Rolo se separó y hundió la nariz en la deliciosa curva del cuello de Lain que empezaba a respirar con dificultad. Amaba como el hombre reaccionaba a él. Sus mejillas estaban coloreadas de un hermoso rojo y sus ojos le miraban a través de la bruma del deseo. Esos ojos le decían que algo había cambiado. Seguían conservando su tonalidad marrón clara, pero en los bordes eran dorados. La magia de aquel lugar le había afectado y Rolo solo era capaz de pensar que tal vez ahora podría reclamar al humano sin arriesgar su vida. Sí, pensó que había llegado el momento.

"-Tan hermoso... y mío" -Lain gimió cuando la voz grave y profunda, acarició su piel. Rolo lamió su cuello para acabar mordisqueando el lóbulo de su oído.

Lain no podía hacer otra cosa que sujetarse a los amplios hombros de Rolo mientras su cuerpo se calentaba. Gimoteó suavemente y el sonido pareció encender algo en el otro hombre.

Rolo volvió a sus labios tragándose los gemidos de Lain que se removía bajo él. Deslizó su mano sobre el pecho desnudo. Sus dedos rozaron los pequeños pezones de Lain pellizcándolos y notando como se endurecían bajo su tacto. Lain se arqueó necesitado, buscando acercarse más a él.

Sin querer apartarse del hombre pequeño, Rolo buscó el cierre del pantalón y tropezó con las manos de Lain que también trataban de deshacerse de la molesta prenda. Rolo se vio obligado a separarse del cuerpo caliente para ayudarle a retirar la tela que se interponía entre ellos. A medida que el pantalón iba revelando la piel de su compañero, Rolo bajó para lamer y besar la piel expuesta. Entonces llegó a la cicatriz de su rodilla y se inmovilizó.

Un gruñido salió de su garganta. Eso no tenía que haber pasado. El suave gimoteo y las manos desesperadas de Lain enredándose en su pelo le alejaron de esos pensamientos centrándolo nuevamente en su amante.

Cuando Lain estuvo completamente desnudo se tomó un segundo para admirar la belleza del hombre.

"-Es-estábie a-aquí?" -Lain tuvo que esforzarse para ser capaz de formar una frase inteligible.

"-Aquí?... es perfecto" -Rolo sabía a que se refería Lain. Le habían explicado que ese lugar era donde el Alpha había reclamado a Micah y el humano debía pensar que sería una falta de respeto que ellos estuvieran haciendo algo así en el mismo lugar. Nada más lejos de la realidad. Sonrió ante la consideración que su compañero había mostrado.
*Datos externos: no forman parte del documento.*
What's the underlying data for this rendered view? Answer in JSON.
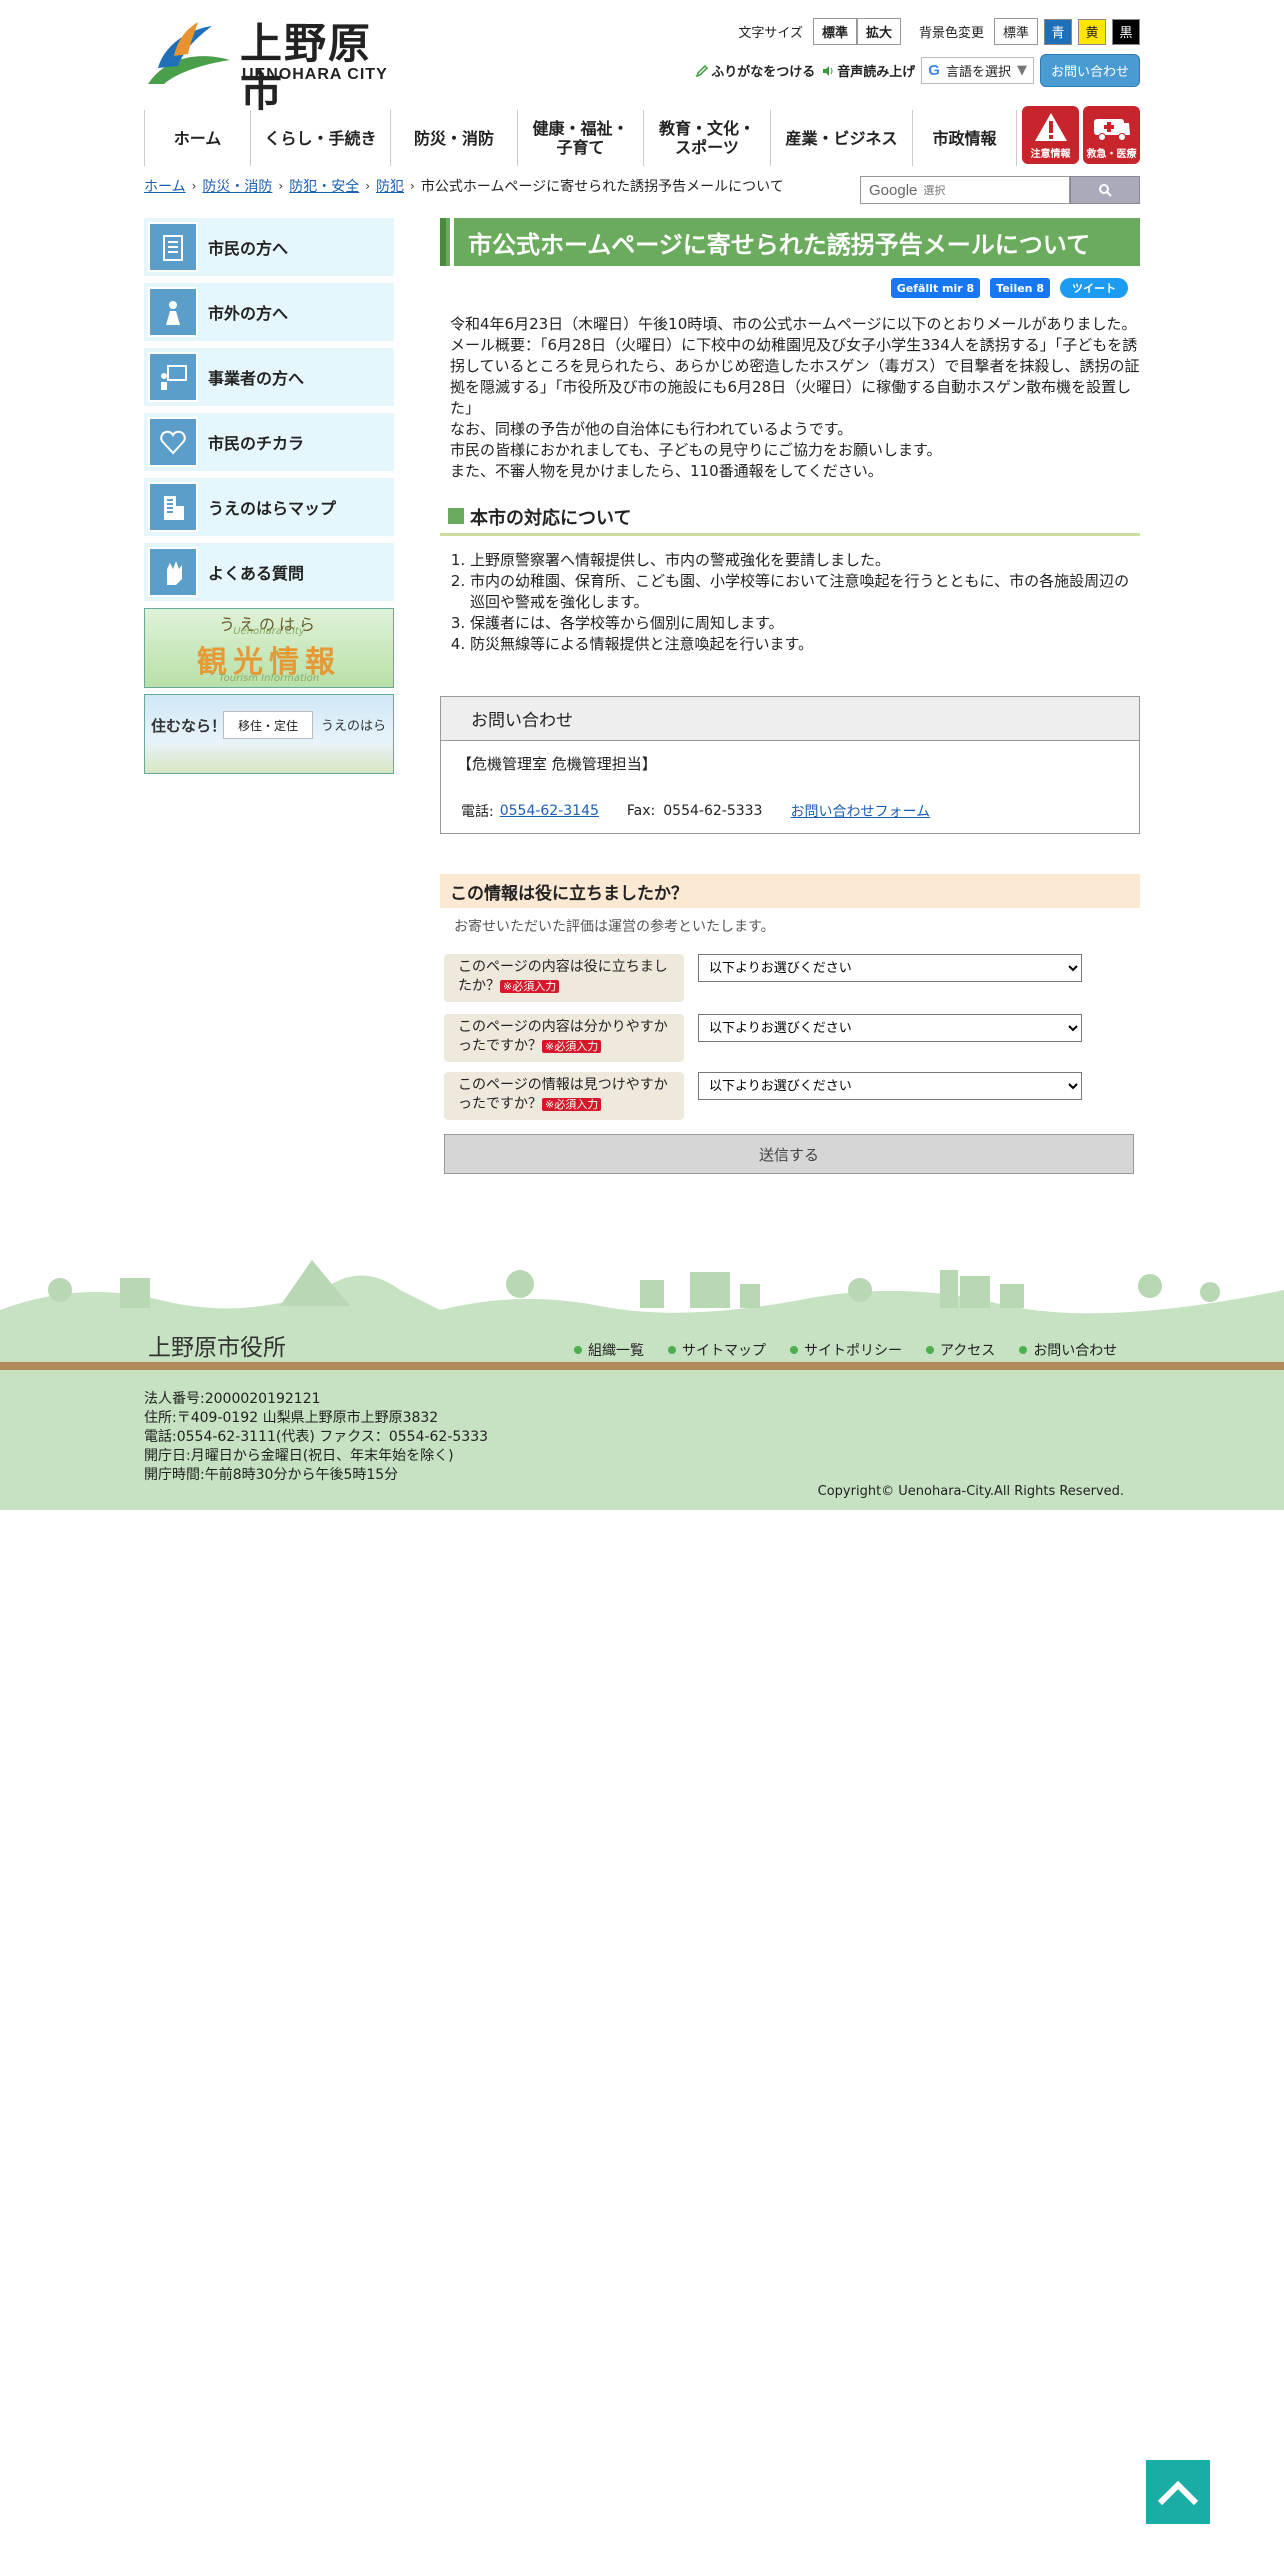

No era como los humanos que se creían con el derecho de poseer la tierra simplemente porque estaba bajo sus pies. No. Lain no era así. Dudaba que alguna vez lo hubiera sido.

Volvió a gruñir, esta vez por su instinto de posesión. Se había contenido de reclamarlo, porque temía que el mordisco fuera demasiado. Pero no más. Esos ojos le decían que algo había cambiado y aunque no fuera así, seguiría decidido a hacerlo. Lain era suyo y después de esa noche, quería que todos lo supieran.

Hundió su cabeza en la hombría de Lain que se quedó sin aliento cuando notó como la humedad envolvía su miembro. Rolo le estaba lamiendo mientras deslizaba sus labios sobre su eje dolorosamente duro. De lo único que fue capaz, fue de llevar sus manos al suave pelo que se enredaba en sus dedos. Su placer se construyó rápido, enviando ondas de calor por todo su cuerpo. Justo cuando pensó que no aguantaría más, Rolo se apartó y le miró con esos ojos perversos mientras lamía sus labios húmedos por el uso. La visión hizo que un estremecimiento recorriera a Lain. Era la cosa más sexy que había visto nunca.